SpaceX might finally be ready for liftoff. Not another Starlink batch or Starship test — an actual debut on the public markets, with a timeline and a sticker price attached.
Elon Musk’s company has, according to The Information, been telling investors to circle the second half of 2026 for a potential IPO — all while chief financial officer Bret Johnsen says the company is lining up a secondary share sale that values the business at about $800 billion, roughly double the price tag buyers agreed to in a tender earlier this year, per the Wall Street Journal. Bloomberg, however, says that some of those insider sales may actually clear at about $300 a share, which pencils out closer to $560 billion, making this as much about negotiating posture as it is about a done deal.
The scenario was discussed at a board meeting at Starbase in Texas, but this is still term-sheet territory, not prospectus territory, and the final plans will depend on how many sellers and buyers actually show up.
SpaceX has made a habit of semi-regular tenders so that employees and early backers can turn paper wealth into actual money without waiting for a listing. The company has been running some version of these insider sales roughly every six months, a kind of pressure valve for a cap table that keeps inflating in private.
An $800 billion target rips SpaceX out of the $250 billion–$400 billion band where it’s been trading in private deals and drops it into mega-cap territory, shoulder to shoulder with companies that are legally required to publish audited financials every quarter. This move would also nudge SpaceX past OpenAI’s recent $500 billion valuation and have it reclaim the (unofficial) crown for the world’s most valuable startup — taking the title away from Musk’s rival, OpenAI CEO Sam Altman.

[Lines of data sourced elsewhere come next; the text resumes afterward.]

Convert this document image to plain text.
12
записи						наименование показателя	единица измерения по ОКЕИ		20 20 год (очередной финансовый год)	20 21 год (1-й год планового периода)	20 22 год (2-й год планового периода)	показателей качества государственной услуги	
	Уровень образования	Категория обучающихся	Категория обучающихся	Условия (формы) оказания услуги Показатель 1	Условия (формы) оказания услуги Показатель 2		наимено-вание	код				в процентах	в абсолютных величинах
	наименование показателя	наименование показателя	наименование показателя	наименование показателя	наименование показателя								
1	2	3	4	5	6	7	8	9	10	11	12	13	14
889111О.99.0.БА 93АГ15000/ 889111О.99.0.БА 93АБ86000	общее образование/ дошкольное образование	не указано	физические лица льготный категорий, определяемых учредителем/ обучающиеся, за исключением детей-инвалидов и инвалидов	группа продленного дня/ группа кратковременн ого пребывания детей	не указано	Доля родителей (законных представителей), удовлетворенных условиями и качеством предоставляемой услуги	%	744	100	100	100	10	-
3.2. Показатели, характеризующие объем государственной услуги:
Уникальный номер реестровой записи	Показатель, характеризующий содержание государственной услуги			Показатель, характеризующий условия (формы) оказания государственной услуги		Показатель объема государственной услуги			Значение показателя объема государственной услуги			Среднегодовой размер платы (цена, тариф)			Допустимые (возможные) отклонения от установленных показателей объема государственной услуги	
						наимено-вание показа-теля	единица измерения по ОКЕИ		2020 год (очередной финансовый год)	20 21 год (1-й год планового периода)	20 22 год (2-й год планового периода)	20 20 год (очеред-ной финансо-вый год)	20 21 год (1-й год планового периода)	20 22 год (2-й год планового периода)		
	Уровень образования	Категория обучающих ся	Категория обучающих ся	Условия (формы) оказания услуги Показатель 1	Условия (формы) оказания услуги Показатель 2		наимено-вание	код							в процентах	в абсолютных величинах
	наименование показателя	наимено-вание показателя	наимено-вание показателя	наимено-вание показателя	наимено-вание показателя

The IPO sketch wrapped around that purported $800-billion number is ambitious. For years, the working assumption in banker decks — largely via hints from Musk himself — was that Starlink would go out first, offering a neat satellite-internet story, while the rocket business stayed private. The latest plan being shown to investors points the other way: a combined listing that folds rockets, Starlink, government contracts, and all the rest into a single “space infrastructure” pitch and asks public markets to price the bundle at SpaceX-scale multiples.
Musk has said the space business would list when its growth was “smooth and predictable.” Starlink is about as close as the company gets to that description; analysts now peg its annual run rate around $12 billion from millions of subscribers paying for broadband in war zones, farm fields, cruise ships, and places terrestrial telecoms never bothered to reach. Internally and on his social media site, X $TWTR, Musk has been bragging that SpaceX’s commercial space revenue now rivals or exceeds what NASA spends on comparable launch and services — Musk has claimed his company will have about $15.5 billion in revenue in 2025 — and the launch cadence already makes national space programs look part-time.
At Tesla $TSLA’s annual meeting last month, Musk told shareholders that “at some point, SpaceX should become a public company” and said he’s looking for a way for Tesla holders to own SpaceX stock. Between that line, the $800 billion dress rehearsal, and the late-2026 target, investors now have more than rumor to hang their models on — even if there’s still no S-1, no exchange picked, and plenty of regulatory and political gauntlets ahead for a rocket-and-telecom hybrid that also happens to be a key U.S. defense contractor. A lot can happen in the markets between now and late 2026. Given SpaceX's persistent secondary sales, this could be about liquidity as much as it is about planting a flag on the $800 billion hill.
Now, SpaceX is effectively asking late-stage investors to swallow another double in less than six months — pricing in a future where Starship works, Starlink mints telecom-level cash, and governments keep writing very large checks for launch and space infrastructure. The company might finally be ready for liftoff as a stock; the real question is whether public investors are ready to board at this altitude.